Third party EBV-CTLs were selected on the basis of HLA matching at a minimum of 2/8 recipient alleles. When known, EBV-CTLs restricted through HLA alleles present on the EBV+ tumor were selected. A total of 25 lines were infused. We evaluated HLA restriction in 20 of these lines and inferred it in five. CTLs were restricted by a single HLA allele (n=12), by two alleles (n=6) and less frequently by > than two alleles (n=2).
Patients received a median of 6 infusions most at 1x106 EBV-CTL/kg. Five patients received EBV-CTLs from >1 3rd party donor. Infusions were associated with minimal toxicity. Sixteen patients achieved CR, two patients PR and two SD. Eight patients died of progressive disease, five shortly after the first infusion (17- 29 days). Response to EBV CTL therapy correlated with HLA restriction but not the degree of HLA matching. Radiographic and clinical responses correlated with detectable increases in the frequency of CTL precursors in the blood. However durable EBV CTL engraftment was not seen.
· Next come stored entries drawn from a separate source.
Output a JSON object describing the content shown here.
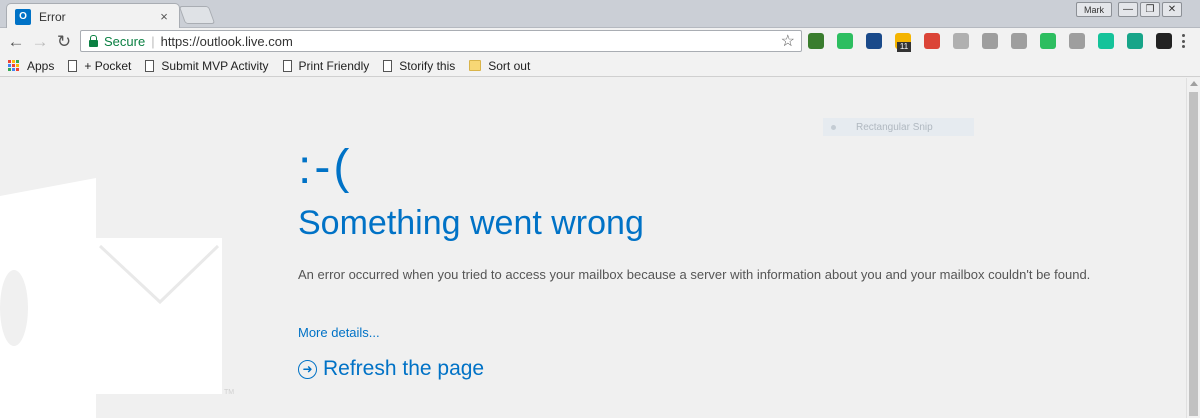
{
  "browser": {
    "tab": {
      "title": "Error",
      "favicon_label": "O"
    },
    "profile_label": "Mark",
    "window_controls": {
      "minimize": "—",
      "restore": "❐",
      "close": "✕"
    },
    "nav": {
      "back": "←",
      "forward": "→",
      "reload": "↻"
    },
    "omnibox": {
      "secure_label": "Secure",
      "separator": "|",
      "url": "https://outlook.live.com"
    },
    "extensions": [
      {
        "name": "extension-green-circle",
        "color": "#3a7d2e"
      },
      {
        "name": "extension-evernote",
        "color": "#2dbe60"
      },
      {
        "name": "extension-v",
        "color": "#1a4a8a"
      },
      {
        "name": "extension-calendar",
        "color": "#f4b400",
        "badge": "11"
      },
      {
        "name": "extension-colorful",
        "color": "#db4437"
      },
      {
        "name": "extension-skype",
        "color": "#b0b0b0"
      },
      {
        "name": "extension-gray",
        "color": "#9e9e9e"
      },
      {
        "name": "extension-a",
        "color": "#9e9e9e"
      },
      {
        "name": "extension-refresh",
        "color": "#2dbe60"
      },
      {
        "name": "extension-camera",
        "color": "#9e9e9e"
      },
      {
        "name": "extension-grammarly",
        "color": "#15c39a"
      },
      {
        "name": "extension-teal",
        "color": "#17a589"
      },
      {
        "name": "extension-dark",
        "color": "#222222"
      }
    ]
  },
  "bookmarks": {
    "apps": "Apps",
    "items": [
      "+ Pocket",
      "Submit MVP Activity",
      "Print Friendly",
      "Storify this",
      "Sort out"
    ]
  },
  "page": {
    "overlay_label": "Rectangular Snip",
    "face": ":-(",
    "headline": "Something went wrong",
    "message": "An error occurred when you tried to access your mailbox because a server with information about you and your mailbox couldn't be found.",
    "details_link": "More details...",
    "refresh_label": "Refresh the page",
    "logo_trademark": "TM"
  },
  "colors": {
    "accent": "#0072c6",
    "secure": "#0b8043",
    "page_bg": "#f0f0f0"
  }
}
This study demonstrates a high response rate among patients with otherwise refractory EBV malignancy treated with EBV specific 3rd party CTLs. EBV CTLs can be effective when selected based on restriction to shared alleles despite significant HLA disparity. The bank of EBV specific T cells can provide an immediate source of HLA partially matched appropriately restricted T cells for adoptive immunotherapy to treat EBV associated malignancy. This enables treatment early in the course of disease and is anticipated to maximize the response rate.